A Research Lab Joins the Open Model Race
The Technology Innovation Institute (TII) in Abu Dhabi entered the open LLM space with Falcon in 2023 and immediately claimed the top leaderboard position. Their approach centered on one insight: if your pretraining data is high enough quality, you need fewer parameters to reach a given performance level.
RefinedWeb: The Data Advantage
RefinedWeb is a 5-trillion-token dataset built from Common Crawl with aggressive filtering:
- URL filtering — remove adult content, spam, and known low-quality domains
- Trafilatura extraction — extract main body text (removes boilerplate, navigation, ads)
- Language identification — keep only high-confidence English content
- Deduplication — exact URL dedup, near-dedup using MinHash LSH at paragraph level
- Heuristic quality filtering — length, punctuation density, symbol ratios
The result is a corpus where each token is substantially more information-dense than raw Common Crawl. Falcon 7B trained on 1.5T tokens of RefinedWeb — and the data quality showed in benchmarks.
Multi-Query Attention for Faster Inference
Falcon uses multi-query attention (MQA): all attention heads share a single key-value head rather than having dedicated KV heads per query head. This dramatically reduces the KV cache memory footprint during inference. For a 7B model serving many concurrent requests, MQA can cut memory requirements by 6-8x compared to standard multi-head attention, enabling higher batch sizes on the same GPU.

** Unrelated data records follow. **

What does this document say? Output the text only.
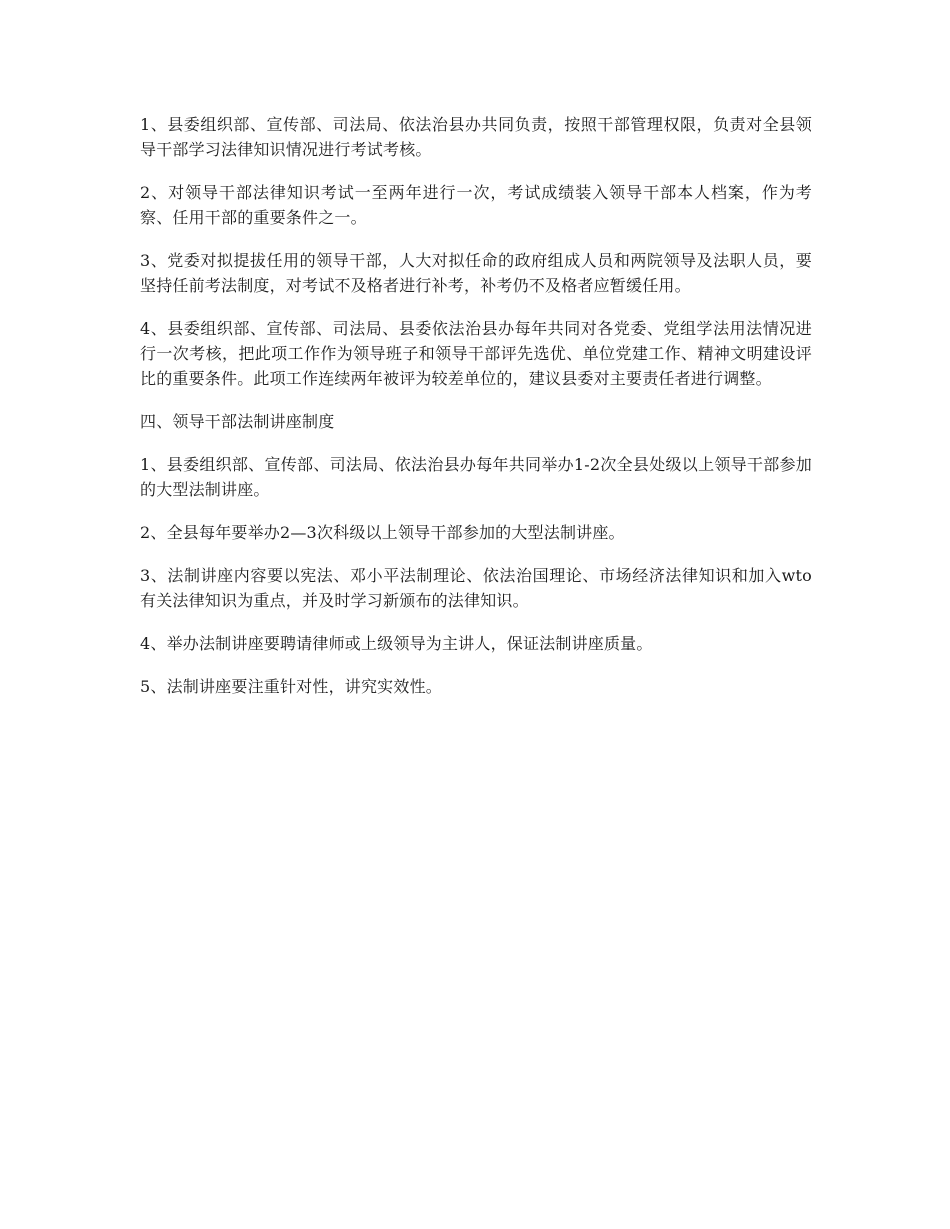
1、县委组织部、宣传部、司法局、依法治县办共同负责，按照干部管理权限，负责对全县领导干部学习法律知识情况进行考试考核。

2、对领导干部法律知识考试一至两年进行一次，考试成绩装入领导干部本人档案，作为考察、任用干部的重要条件之一。

3、党委对拟提拔任用的领导干部，人大对拟任命的政府组成人员和两院领导及法职人员，要坚持任前考法制度，对考试不及格者进行补考，补考仍不及格者应暂缓任用。

4、县委组织部、宣传部、司法局、县委依法治县办每年共同对各党委、党组学法用法情况进行一次考核，把此项工作作为领导班子和领导干部评先选优、单位党建工作、精神文明建设评比的重要条件。此项工作连续两年被评为较差单位的，建议县委对主要责任者进行调整。

四、领导干部法制讲座制度

1、县委组织部、宣传部、司法局、依法治县办每年共同举办1-2次全县处级以上领导干部参加的大型法制讲座。

2、全县每年要举办2—3次科级以上领导干部参加的大型法制讲座。

3、法制讲座内容要以宪法、邓小平法制理论、依法治国理论、市场经济法律知识和加入wto有关法律知识为重点，并及时学习新颁布的法律知识。

4、举办法制讲座要聘请律师或上级领导为主讲人，保证法制讲座质量。

5、法制讲座要注重针对性，讲究实效性。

from transformers import AutoTokenizer, AutoModelForCausalLM
import torch
model_name = "tiiuae/falcon-7b-instruct"
tokenizer = AutoTokenizer.from_pretrained(model_name)
model = AutoModelForCausalLM.from_pretrained(
model_name,
torch_dtype=torch.bfloat16,
device_map="auto",
trust_remote_code=True,
)
prompt = """User: What are the main advantages of transformer architecture over RNNs?
Assistant:"""
inputs = tokenizer(prompt, return_tensors="pt").to(model.device)
output = model.generate(
**inputs,
max_new_tokens=300,
do_sample=True,
temperature=0.7,
eos_token_id=tokenizer.eos_token_id,
)
print(tokenizer.decode(output[0], skip_special_tokens=True))

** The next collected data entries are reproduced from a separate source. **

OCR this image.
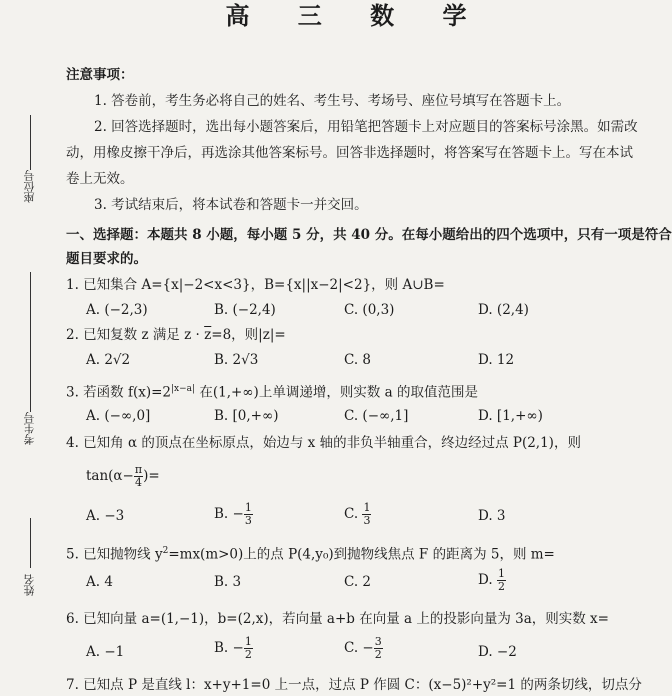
高 三 数 学
注意事项：
1. 答卷前，考生务必将自己的姓名、考生号、考场号、座位号填写在答题卡上。
2. 回答选择题时，选出每小题答案后，用铅笔把答题卡上对应题目的答案标号涂黑。如需改
动，用橡皮擦干净后，再选涂其他答案标号。回答非选择题时，将答案写在答题卡上。写在本试
卷上无效。
3. 考试结束后，将本试卷和答题卡一并交回。
一、选择题：本题共 8 小题，每小题 5 分，共 40 分。在每小题给出的四个选项中，只有一项是符合
题目要求的。
座位号
考生号
姓名
1. 已知集合 A={x|−2<x<3}，B={x||x−2|<2}，则 A∪B=
A. (−2,3)	B. (−2,4)	C. (0,3)	D. (2,4)
2. 已知复数 z 满足 $z \cdot \overline{z}=8$，则|z|=
A. 2√2	B. 2√3	C. 8	D. 12
3. 若函数 $f(x)=2^{|x-a|}$ 在(1,+∞)上单调递增，则实数 a 的取值范围是
A. (−∞,0]	B. [0,+∞)	C. (−∞,1]	D. [1,+∞)
4. 已知角 α 的顶点在坐标原点，始边与 x 轴的非负半轴重合，终边经过点 P(2,1)，则
$\tan(\alpha- \frac{\pi}{4}$ )=
A. −3	B. − $\frac{1}{3}$	C. $\frac{1}{3}$	D. 3
5. 已知抛物线 $y^2=mx(m>0)$上的点 P(4,y₀)到抛物线焦点 F 的距离为 5，则 m=
A. 4	B. 3	C. 2	D. $\frac{1}{2}$
6. 已知向量 a=(1,−1)，b=(2,x)，若向量 a+b 在向量 a 上的投影向量为 3a，则实数 x=
A. −1	B. − $\frac{1}{2}$	C. − $\frac{3}{2}$	D. −2
7. 已知点 P 是直线 l：x+y+1=0 上一点，过点 P 作圆 C：(x−5)²+y²=1 的两条切线，切点分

Falcon 40B and the Apache 2.0 License
TII released both 7B and 40B variants under Apache 2.0, matching MPT-7B's commercial-friendly precedent. Falcon 40B held the open leaderboard top position for several months before Llama 2 was released.
The Falcon-Instruct Fine-Tunes
Falcon-7B-Instruct was fine-tuned on a combination of Baize, GPT4All, and GPTeacher datasets for conversational use. It is significantly more practical than the base model for direct deployment but shows the limitations of instruction data quality available in early 2023.

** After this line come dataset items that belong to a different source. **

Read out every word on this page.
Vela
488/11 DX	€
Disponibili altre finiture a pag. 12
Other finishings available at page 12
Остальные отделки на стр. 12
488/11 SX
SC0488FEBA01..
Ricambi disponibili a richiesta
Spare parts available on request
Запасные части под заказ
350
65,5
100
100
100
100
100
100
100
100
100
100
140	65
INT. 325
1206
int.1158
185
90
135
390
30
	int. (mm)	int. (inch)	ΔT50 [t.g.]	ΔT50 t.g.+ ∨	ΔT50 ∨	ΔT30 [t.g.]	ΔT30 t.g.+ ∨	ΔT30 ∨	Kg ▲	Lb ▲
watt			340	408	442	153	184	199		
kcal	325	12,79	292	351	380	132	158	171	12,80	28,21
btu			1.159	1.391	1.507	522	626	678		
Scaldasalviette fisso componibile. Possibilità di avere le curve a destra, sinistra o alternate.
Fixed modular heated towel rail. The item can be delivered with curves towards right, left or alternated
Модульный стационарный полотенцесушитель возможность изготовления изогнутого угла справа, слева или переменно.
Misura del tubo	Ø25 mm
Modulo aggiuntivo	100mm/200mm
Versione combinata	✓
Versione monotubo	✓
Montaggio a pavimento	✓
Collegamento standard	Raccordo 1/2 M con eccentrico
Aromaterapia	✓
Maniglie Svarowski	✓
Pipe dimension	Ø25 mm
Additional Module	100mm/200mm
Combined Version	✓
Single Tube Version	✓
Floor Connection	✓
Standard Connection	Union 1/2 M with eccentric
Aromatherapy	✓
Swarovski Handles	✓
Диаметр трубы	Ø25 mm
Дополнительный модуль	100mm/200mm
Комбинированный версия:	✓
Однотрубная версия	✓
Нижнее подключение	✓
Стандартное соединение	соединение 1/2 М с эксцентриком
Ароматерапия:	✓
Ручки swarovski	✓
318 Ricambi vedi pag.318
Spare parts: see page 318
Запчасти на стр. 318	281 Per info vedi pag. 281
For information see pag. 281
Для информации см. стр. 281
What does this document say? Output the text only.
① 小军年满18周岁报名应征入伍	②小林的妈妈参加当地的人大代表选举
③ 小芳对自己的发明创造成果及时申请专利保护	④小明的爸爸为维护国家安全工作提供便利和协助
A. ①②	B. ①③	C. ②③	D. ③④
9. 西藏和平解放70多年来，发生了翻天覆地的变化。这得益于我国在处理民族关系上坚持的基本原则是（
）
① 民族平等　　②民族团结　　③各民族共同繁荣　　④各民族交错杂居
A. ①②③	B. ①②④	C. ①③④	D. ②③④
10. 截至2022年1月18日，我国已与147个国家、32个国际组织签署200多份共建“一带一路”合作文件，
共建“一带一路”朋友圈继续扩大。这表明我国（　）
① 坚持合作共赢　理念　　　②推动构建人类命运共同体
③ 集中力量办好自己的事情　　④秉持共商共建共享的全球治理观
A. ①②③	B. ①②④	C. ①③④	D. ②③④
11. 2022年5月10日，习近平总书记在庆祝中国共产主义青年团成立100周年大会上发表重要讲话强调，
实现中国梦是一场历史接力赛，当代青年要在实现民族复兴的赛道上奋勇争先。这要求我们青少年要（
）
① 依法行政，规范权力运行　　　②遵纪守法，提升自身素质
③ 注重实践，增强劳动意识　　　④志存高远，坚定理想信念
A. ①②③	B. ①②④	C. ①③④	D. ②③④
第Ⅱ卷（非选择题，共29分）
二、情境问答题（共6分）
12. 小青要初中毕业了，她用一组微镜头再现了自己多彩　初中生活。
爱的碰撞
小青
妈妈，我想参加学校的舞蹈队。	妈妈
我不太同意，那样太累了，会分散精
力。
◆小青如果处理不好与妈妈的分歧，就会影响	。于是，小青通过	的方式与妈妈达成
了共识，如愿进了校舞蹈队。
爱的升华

Evolution of the Open Model Landscape
Falcon's appearance marked a turning point: a well-funded research lab outside the US (and outside the Big Tech AI labs) had produced a competitive open model. This validated that open model training was not exclusively a Meta/Google activity and accelerated investment in open model research globally.
Today Falcon has been superseded by Mistral, Llama 3, and Qwen families, but the RefinedWeb dataset methodology continues to influence how teams think about pretraining data quality.